RSA jeunes : seulement 3 400 bénéficiaires

Publié le 05/12/2010
« Seuls 3 400 » jeunes âgés de 18 à 24 ans bénéficiaient fin novembre du Revenu de solidarité active (RSA), élargi aux moins de 25 ans début septembre, rapportait hier Le Parisien/Aujourd'hui en France, citant des chiffres de la Caisse nationale d'allocations familiales.
RSA jeunes : seulement 3 400 bénéficiaires
RSA jeunes : seulement 3 400 bénéficiaires
« Seuls 3 400 » jeunes âgés de 18 à 24 ans bénéficiaient fin novembre du Revenu de solidarité active (RSA), élargi aux moins de 25 ans début septembre, rapportait hier Le Parisien/Aujourd'hui en France, citant des chiffres de la Caisse nationale d'allocations familiales.

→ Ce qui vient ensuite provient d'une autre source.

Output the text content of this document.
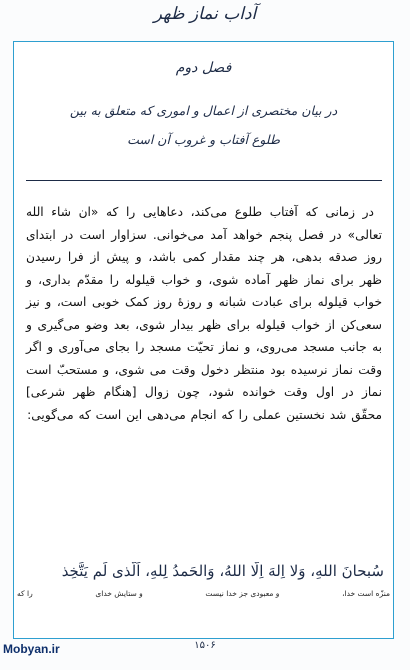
آداب نماز ظهر
فصل دوم
در بیان مختصری از اعمال و اموری که متعلق به بین
طلوع آفتاب و غروب آن است

در زمانی که آفتاب طلوع می‌کند، دعاهایی را که «ان شاء الله تعالی» در فصل پنجم خواهد آمد می‌خوانی. سزاوار است در ابتدای روز صدقه بدهی، هر چند مقدار کمی باشد، و پیش از فرا رسیدن ظهر برای نماز ظهر آماده شوی، و خواب قیلوله را مقدّم بداری، و خواب قیلوله برای عبادت شبانه و روزهٔ روز کمک خوبی است، و نیز سعی‌کن از خواب قیلوله برای ظهر بیدار شوی، بعد وضو می‌گیری و به جانب مسجد می‌روی، و نماز تحیّت مسجد را بجای می‌آوری و اگر وقت نماز نرسیده بود منتظر دخول وقت می شوی، و مستحبّ است نماز در اول وقت خوانده شود، چون زوال [هنگام ظهر شرعی] محقّق شد نخستین عملی را که انجام می‌دهی این است که می‌گویی:

سُبحانَ اللهِ، وَلا اِلهَ اِلّا اللهُ، وَالحَمدُ لِلهِ، اَلَّذی لَم یَتَّخِذ
منزّه است خدا،
و معبودی جز خدا نیست
و ستایش خدای
را که
۱۵۰۶
Mobyan.ir
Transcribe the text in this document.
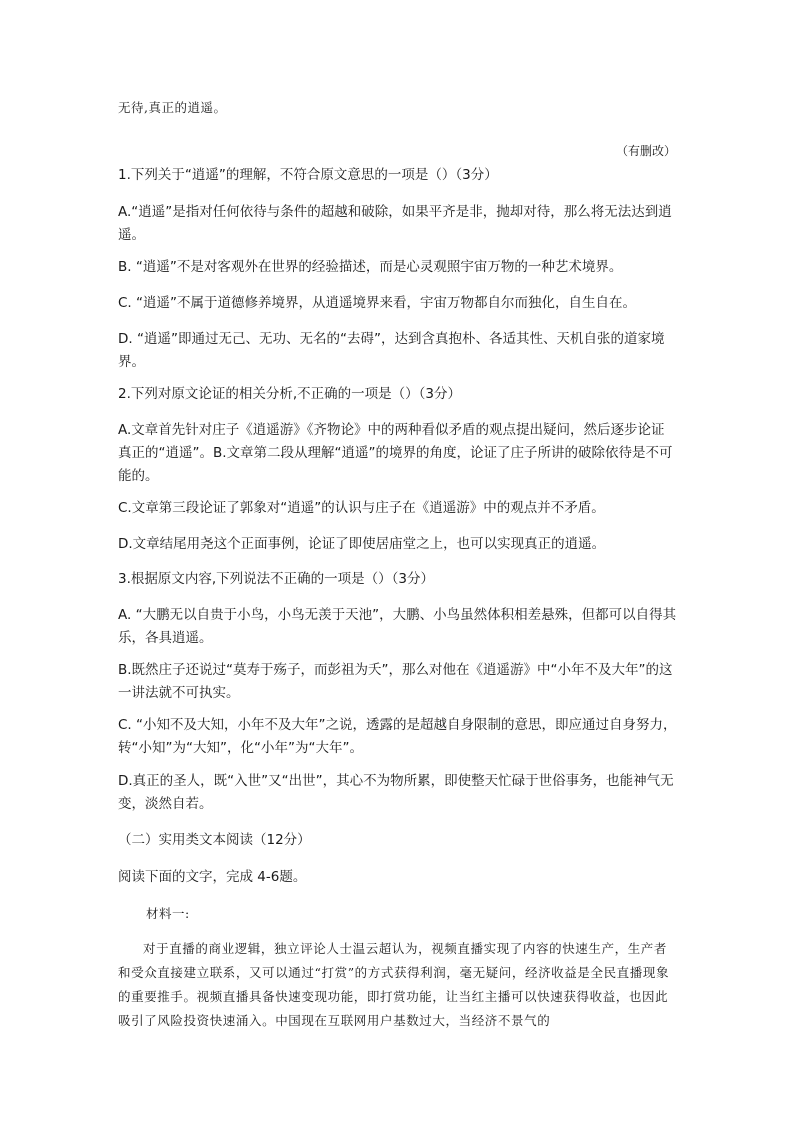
无待,真正的逍遥。

（有删改）

1.下列关于“逍遥”的理解，不符合原文意思的一项是（）（3分）

A.“逍遥”是指对任何依待与条件的超越和破除，如果平齐是非，抛却对待，那么将无法达到逍遥。

B. “逍遥”不是对客观外在世界的经验描述，而是心灵观照宇宙万物的一种艺术境界。

C. “逍遥”不属于道德修养境界，从逍遥境界来看，宇宙万物都自尔而独化，自生自在。

D. “逍遥”即通过无己、无功、无名的“去碍”，达到含真抱朴、各适其性、天机自张的道家境界。

2.下列对原文论证的相关分析,不正确的一项是（）（3分）

A.文章首先针对庄子《逍遥游》《齐物论》中的两种看似矛盾的观点提出疑问，然后逐步论证真正的“逍遥”。B.文章第二段从理解“逍遥”的境界的角度，论证了庄子所讲的破除依待是不可能的。

C.文章第三段论证了郭象对“逍遥”的认识与庄子在《逍遥游》中的观点并不矛盾。

D.文章结尾用尧这个正面事例，论证了即使居庙堂之上，也可以实现真正的逍遥。

3.根据原文内容,下列说法不正确的一项是（）（3分）

A. “大鹏无以自贵于小鸟，小鸟无羡于天池”，大鹏、小鸟虽然体积相差悬殊，但都可以自得其乐，各具逍遥。

B.既然庄子还说过“莫寿于殇子，而彭祖为夭”，那么对他在《逍遥游》中“小年不及大年”的这一讲法就不可执实。

C. “小知不及大知，小年不及大年”之说，透露的是超越自身限制的意思，即应通过自身努力，转“小知”为“大知”，化“小年”为“大年”。

D.真正的圣人，既“入世”又“出世”，其心不为物所累，即使整天忙碌于世俗事务，也能神气无变，淡然自若。

（二）实用类文本阅读（12分）

阅读下面的文字，完成 4-6题。

材料一:

对于直播的商业逻辑，独立评论人士温云超认为，视频直播实现了内容的快速生产，生产者和受众直接建立联系，又可以通过“打赏”的方式获得利润，毫无疑问，经济收益是全民直播现象的重要推手。视频直播具备快速变现功能，即打赏功能，让当红主播可以快速获得收益，也因此吸引了风险投资快速涌入。中国现在互联网用户基数过大，当经济不景气的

© Vosges Matin, Dimanche le 05 Décembre 2010 / France 

« C'est loin de répondre aux attentes des jeunes », selon le président de la Cnaf, Jean-Louis Deroussen, cité par le quotidien. Pour lui, « les conditions sont drastiques pour pouvoir y prétendre. Plus de deux dossiers sur trois sont refusés. Nous l'avons dit et redit au gouvernement ».

Pour bénéficier du RSA, les jeunes doivent déposer un dossier à leur caisse d'allocations familiales.

Le ministère des Solidarités et de la Cohésion sociale « communiquera sur le RSA, avec tous les chiffres, fin décembre-début janvier », a simplement indiqué hier une porte-parole. Les premiers versements étaient prévus début octobre, au titre du mois de septembre.

Accès trop restrictif

L'extension du RSA aux moins de 25 ans, entrée en vigueur au 1er septembre, a été vivement critiquée par associations et syndicats, qui la jugent beaucoup trop restrictive puisqu'il faut avoir travaillé deux ans au cours des trois dernières années.

La CFDT et le collectif de défense des stagiaires Génération précaire ont annoncé fin octobre avoir déposé un recours au Conseil d'Etat contre le décret sur les critères d'accès au RSA jeunes, estimant qu'il « viole le principe d'égalité ».

L'objectif affiché par le gouvernement est de verser annuellement un RSA à 15 000 jeunes de moins de 25 ans. Initialement, l'Elysée avait indiqué que 160 000 jeunes devaient être concernés à terme, pour un coût en année pleine de 250 millions d'euros. Jusqu'à la rentrée 2010, le RSA, comme son prédécesseur le RMI, n'était pas ouvert aux moins de 25 ans.